Monday, June 4, 2012

A Living Sanctuary

Lord prepare me, to be a sanctuary.
Pure and Holy, tried and true,

From the song “Sanctuary” by R. Scruggs & J. Thompson
A few weeks ago, I posted “Dancing Again” (April 15, 2012) and indicated that I thought the Lord was literally teaching me to dance. Now weeks later, I hadn’t really had opportunities to physically dance. The literal dancing could still happen as I then thought, but, also in that time, I came across three books that talked about learning how to dance in a figurative way. It baffled me that as I read and got to the end of a chapter, it ended with something about dancing. John Ortberg’s book “Everybody’s Normal Till You Get to Know Them” for example, has questions at the end of each chapter with the heading “Learning to Dance”.

I haven’t finished reading all three books except “Soul Talk” by Larry Crabb. It taught me a LOT! He wrote:
I’ve been on the religious journey, trying to do what it takes to make my life work and to feel alive. I want to trade in all that self-obsession for God obsession.
Into abandonment: I’ll follow the Spirit wherever He tells me to go because I am willing to risk trusting God even when He does nothing visible to warrant my trust.
Toward confidence: God’s been dancing all along. Now I’m walking onto the dance floor. I can hear the music. I’m actually dancing, and I feel alive.
Resulting in release: Now I want to bless those who have hurt me. My pain isn’t the point. Yes, I still hurt, but I’m becoming God obsessed! I’m a little more like Jesus! And it’s who I really am. I’m discovering my true self. This is joy!
and what he wrote resonates within me. I realize I’m not where he is but I do want to learn to become confident, and I know the Lord is teaching me how. In due season, I will learn to dance and feel truly alive!

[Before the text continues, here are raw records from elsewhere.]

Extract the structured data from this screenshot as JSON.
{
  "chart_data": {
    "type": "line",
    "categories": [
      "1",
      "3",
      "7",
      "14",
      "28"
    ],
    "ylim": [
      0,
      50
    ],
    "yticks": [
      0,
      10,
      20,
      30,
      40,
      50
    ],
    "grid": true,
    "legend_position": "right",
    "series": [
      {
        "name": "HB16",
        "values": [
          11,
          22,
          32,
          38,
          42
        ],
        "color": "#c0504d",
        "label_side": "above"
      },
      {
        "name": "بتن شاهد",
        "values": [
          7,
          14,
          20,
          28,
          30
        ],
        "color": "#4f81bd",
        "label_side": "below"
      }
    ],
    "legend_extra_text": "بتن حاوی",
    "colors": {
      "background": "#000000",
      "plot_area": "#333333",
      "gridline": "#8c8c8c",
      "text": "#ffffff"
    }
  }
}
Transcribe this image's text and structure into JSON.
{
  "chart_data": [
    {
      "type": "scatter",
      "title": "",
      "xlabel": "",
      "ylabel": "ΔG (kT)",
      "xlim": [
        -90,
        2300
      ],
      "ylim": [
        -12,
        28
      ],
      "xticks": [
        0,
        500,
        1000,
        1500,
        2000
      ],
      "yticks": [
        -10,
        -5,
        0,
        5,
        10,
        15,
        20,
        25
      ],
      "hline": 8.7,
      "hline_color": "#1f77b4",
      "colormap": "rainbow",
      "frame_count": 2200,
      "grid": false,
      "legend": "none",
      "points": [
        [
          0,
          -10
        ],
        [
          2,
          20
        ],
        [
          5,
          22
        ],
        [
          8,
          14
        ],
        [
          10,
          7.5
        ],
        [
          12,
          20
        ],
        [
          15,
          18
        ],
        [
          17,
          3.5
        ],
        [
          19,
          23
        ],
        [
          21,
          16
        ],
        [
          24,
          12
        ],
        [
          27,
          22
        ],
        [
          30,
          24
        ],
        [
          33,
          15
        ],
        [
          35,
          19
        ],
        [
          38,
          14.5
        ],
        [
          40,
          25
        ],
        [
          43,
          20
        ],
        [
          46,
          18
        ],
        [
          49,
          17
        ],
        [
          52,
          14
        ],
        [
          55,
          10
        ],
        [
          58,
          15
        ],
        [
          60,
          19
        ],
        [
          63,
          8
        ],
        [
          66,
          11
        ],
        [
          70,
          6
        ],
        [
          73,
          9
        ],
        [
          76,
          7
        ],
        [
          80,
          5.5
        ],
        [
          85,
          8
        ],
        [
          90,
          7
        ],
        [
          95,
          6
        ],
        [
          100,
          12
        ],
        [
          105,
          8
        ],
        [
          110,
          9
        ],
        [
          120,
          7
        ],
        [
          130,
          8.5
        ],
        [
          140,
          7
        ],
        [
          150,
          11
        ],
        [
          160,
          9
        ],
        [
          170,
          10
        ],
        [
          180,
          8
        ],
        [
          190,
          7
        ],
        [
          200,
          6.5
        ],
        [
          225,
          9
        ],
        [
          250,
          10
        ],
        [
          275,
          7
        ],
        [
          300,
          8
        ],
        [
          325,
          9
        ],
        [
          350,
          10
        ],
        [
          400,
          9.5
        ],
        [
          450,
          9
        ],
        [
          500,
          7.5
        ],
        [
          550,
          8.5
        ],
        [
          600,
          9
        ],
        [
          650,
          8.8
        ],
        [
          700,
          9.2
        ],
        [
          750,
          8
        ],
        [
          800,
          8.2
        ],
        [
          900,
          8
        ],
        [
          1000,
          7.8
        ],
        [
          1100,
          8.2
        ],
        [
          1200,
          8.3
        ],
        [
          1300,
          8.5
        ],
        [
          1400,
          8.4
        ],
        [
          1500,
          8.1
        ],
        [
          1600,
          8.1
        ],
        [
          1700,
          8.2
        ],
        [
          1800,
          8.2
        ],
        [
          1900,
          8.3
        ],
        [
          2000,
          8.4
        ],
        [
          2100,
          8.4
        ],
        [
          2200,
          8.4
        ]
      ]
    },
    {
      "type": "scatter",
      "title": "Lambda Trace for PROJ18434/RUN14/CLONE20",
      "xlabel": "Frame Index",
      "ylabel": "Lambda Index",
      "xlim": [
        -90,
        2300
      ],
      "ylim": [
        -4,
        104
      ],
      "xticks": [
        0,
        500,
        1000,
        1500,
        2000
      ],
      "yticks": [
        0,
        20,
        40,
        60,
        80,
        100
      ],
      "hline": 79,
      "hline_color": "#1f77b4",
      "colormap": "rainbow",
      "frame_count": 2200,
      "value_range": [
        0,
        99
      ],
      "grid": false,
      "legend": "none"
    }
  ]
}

I know part of the process is learning to be used in a sacrificial way. It hasn’t surprised me that the song above started to play in my head last week. What surprised me (and maybe it shouldn’t?) was that it was sung at church yesterday. It’s an old song so it isn’t usual to hear it sung. As I sat there at the end of the service (usually in that church, we’re asked to be silent for a few minutes before leaving), I mused on the aptness of the song sung during worship. As I chuckled to myself about the wonder of God, the instrumental for the same song played again. =)
With thanksgiving, I’ll be a living sanctuary, for you.